Eine kleine Frage nur, in der aber unterschwellig der Vorwurf mitschwingt, den wir Eltern so furchtbar gerne hören: „Während alle anderen sich in der Adventszeit bei frostigen Temperaturen an festlich geschmückten Marktständen, Lebkuchenherzen, heissem Punsch und Drehorgel-Gedudel erfreuen durften, mussten wir uns mit euch in der warmen Stube bei Mailänderli, Kerzenschein und Adventsgeschichten langweilen. Wie konntet ihr uns ein solches Vergnügen bloss vorenthalten? Liebt ihr uns denn überhaupt?“

Ich erklärte Luise, wir liebten unsere Kinder sehr wohl und zwar so sehr, dass es für uns nicht in Frage gekommen wäre, ihnen anzutun, was so viele Eltern sich und ihren armen Kleinen zumuten: Mit Kinderwagen und Kleinkind in der glühweinseligen Menge beinahe erdrückt werden, in der Warteschlange beim Karussell die Geduld und die Nerven verlieren und sich erst dann wieder erschöpft nach Hause schleppen, wenn das Portemonnaie leer ist und jede klebrige Kinderhand ein wertloses Plastikspielzeug oder die Schnur eines überteuerten Luftballons umklammert. Ich erklärte meiner Tochter, dass fürsorgliche Eltern ihren Knöpfen so etwas nach Möglichkeit ersparen.

Luise tat so, als könnte sie meine Erklärung nachvollziehen, fragte dann aber doch mit himmelblauem Augenaufschlag: „Mama, gehen wir mal zusammen auf den Weihnachtsmarkt?“ Weil ich inzwischen keine kleinen Kinder mehr habe, die als Ausrede herhalten können, sah ich keinen triftigen Grund, ihr den Wunsch abzuschlagen und so fuhren wir heute mit dem Zug nach Basel.
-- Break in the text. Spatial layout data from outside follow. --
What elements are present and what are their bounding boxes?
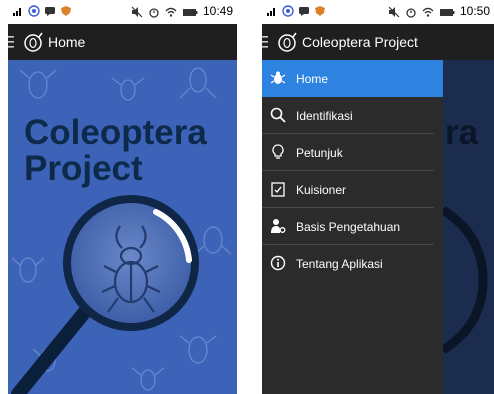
page-title: Coleoptera Project [302, 34, 418, 50]
splash-title-line2: Project [24, 149, 143, 188]
status-bar: 10:50 [262, 0, 494, 24]
phone-screen-drawer: 10:50 Coleoptera Project ra Home Identif… [262, 0, 494, 394]
splash-banner: Coleoptera Project [8, 60, 237, 394]
signal-icon [13, 8, 21, 16]
wifi-icon [165, 7, 177, 17]
mute-icon [131, 6, 143, 17]
battery-icon [439, 8, 455, 16]
search-icon [270, 107, 286, 123]
menu-icon[interactable] [262, 35, 270, 49]
drawer-item-home[interactable]: Home [262, 60, 443, 97]
person-gear-icon [271, 219, 286, 233]
dimmed-splash: ra [440, 60, 494, 394]
dimmed-content[interactable]: ra [440, 60, 494, 394]
dimmed-title-fragment: ra [445, 113, 479, 152]
mute-icon [388, 6, 400, 17]
menu-icon[interactable] [8, 35, 16, 49]
drawer-item-petunjuk[interactable]: Petunjuk [262, 134, 434, 171]
app-bar: Home [8, 24, 237, 60]
messenger-icon [28, 5, 40, 17]
splash-illustration: Coleoptera Project [8, 60, 237, 394]
lightbulb-icon [272, 144, 284, 159]
wifi-icon [422, 7, 434, 17]
beetle-icon [270, 71, 286, 84]
page-title: Home [48, 34, 86, 50]
messenger-icon [282, 5, 294, 17]
chat-icon [299, 7, 309, 16]
info-icon [270, 255, 286, 271]
drawer-item-tentang-aplikasi[interactable]: Tentang Aplikasi [262, 245, 434, 282]
splash-title-line1: Coleoptera [24, 113, 207, 152]
drawer-item-basis-pengetahuan[interactable]: Basis Pengetahuan [262, 208, 434, 245]
app-bar: Coleoptera Project [262, 24, 494, 60]
clipboard-check-icon [271, 182, 285, 197]
alarm-icon [149, 7, 159, 18]
drawer-item-label: Tentang Aplikasi [296, 257, 383, 271]
shield-icon [315, 6, 325, 16]
status-time: 10:50 [459, 4, 490, 18]
drawer-item-label: Identifikasi [296, 109, 353, 123]
drawer-item-label: Petunjuk [296, 146, 343, 160]
drawer-item-label: Basis Pengetahuan [296, 220, 401, 234]
drawer-item-label: Kuisioner [296, 183, 347, 197]
drawer-item-identifikasi[interactable]: Identifikasi [262, 97, 434, 134]
navigation-drawer: Home Identifikasi Petunjuk Kuisioner Bas… [262, 60, 443, 394]
status-time: 10:49 [202, 4, 233, 18]
battery-icon [182, 8, 198, 16]
chat-icon [45, 7, 55, 16]
shield-icon [61, 6, 71, 16]
drawer-item-label: Home [296, 72, 329, 86]
app-logo-icon[interactable] [276, 31, 298, 53]
status-bar: 10:49 [8, 0, 237, 24]
drawer-item-kuisioner[interactable]: Kuisioner [262, 171, 434, 208]
alarm-icon [406, 7, 416, 18]
signal-icon [267, 8, 275, 16]
app-logo-icon[interactable] [22, 31, 44, 53]
phone-screen-home: 10:49 Home Coleoptera Project [8, 0, 237, 394]
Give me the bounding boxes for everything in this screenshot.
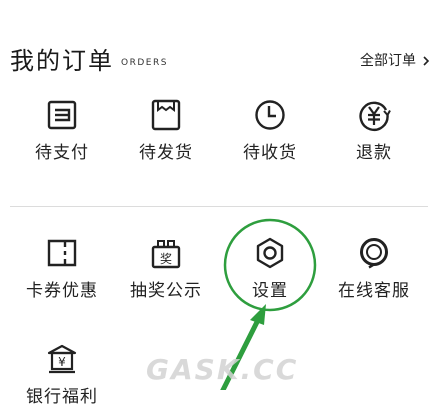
service-lottery-notice[interactable]: 奖 抽奖公示 — [111, 236, 221, 302]
orders-title: 我的订单 — [10, 47, 114, 75]
service-bank-benefits-label: 银行福利 — [26, 387, 98, 407]
order-pending-payment[interactable]: 待支付 — [7, 98, 117, 164]
order-pending-receipt-label: 待收货 — [243, 143, 297, 163]
wallet-icon — [47, 100, 77, 130]
package-icon — [151, 99, 181, 131]
all-orders-link[interactable]: 全部订单 — [360, 52, 430, 70]
service-settings-label: 设置 — [252, 281, 288, 301]
order-pending-shipment[interactable]: 待发货 — [111, 98, 221, 164]
service-online-support[interactable]: 在线客服 — [319, 236, 429, 302]
bank-icon-text: ¥ — [58, 355, 66, 369]
order-pending-shipment-label: 待发货 — [139, 143, 193, 163]
watermark: GASK.CC — [146, 353, 299, 386]
order-refund-label: 退款 — [356, 143, 392, 163]
service-coupons[interactable]: 卡券优惠 — [7, 236, 117, 302]
annotation-arrowhead-icon — [250, 304, 266, 325]
section-divider — [10, 206, 428, 207]
service-lottery-notice-label: 抽奖公示 — [130, 281, 202, 301]
chevron-right-icon — [423, 56, 430, 66]
service-online-support-label: 在线客服 — [338, 281, 410, 301]
coupon-icon — [47, 239, 77, 267]
yen-refund-icon — [359, 101, 391, 131]
service-settings[interactable]: 设置 — [215, 236, 325, 302]
lottery-icon-text: 奖 — [160, 252, 172, 266]
hexagon-nut-icon — [256, 237, 284, 269]
clock-icon — [255, 100, 285, 130]
order-pending-receipt[interactable]: 待收货 — [215, 98, 325, 164]
service-bank-benefits[interactable]: ¥ 银行福利 — [7, 342, 117, 408]
orders-header: 我的订单 ORDERS 全部订单 — [10, 44, 434, 78]
service-coupons-label: 卡券优惠 — [26, 281, 98, 301]
order-pending-payment-label: 待支付 — [35, 143, 89, 163]
lottery-icon: 奖 — [151, 240, 181, 269]
all-orders-label: 全部订单 — [360, 53, 416, 69]
headset-icon — [360, 238, 388, 269]
order-refund[interactable]: 退款 — [319, 98, 429, 164]
orders-subtitle: ORDERS — [121, 58, 168, 68]
bank-icon: ¥ — [47, 344, 77, 374]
Ich könnte jetzt des Langen und Breiten von dem Nachmittag erzählen, den Luise, das Prinzchen und ich hinter uns haben. Ich könnte ein Klagelied anstimmen, in dem kläglich schreiende Babies, widerlicher Weihnachtskitsch, beissend kalter Wind und ein Ellbogen, der mir mit voller Absicht und viel Wut in die Seite gerammt wurde, vorkommen. 

Ich kann mich aber auch ganz kurz und knapp fassen: Nach insgesamt etwa dreissig Minuten in Marktgetümmel meinten Luise und das Prinzchen, sie hätten genug gesehen, wir könnten jetzt nach Hause fahren.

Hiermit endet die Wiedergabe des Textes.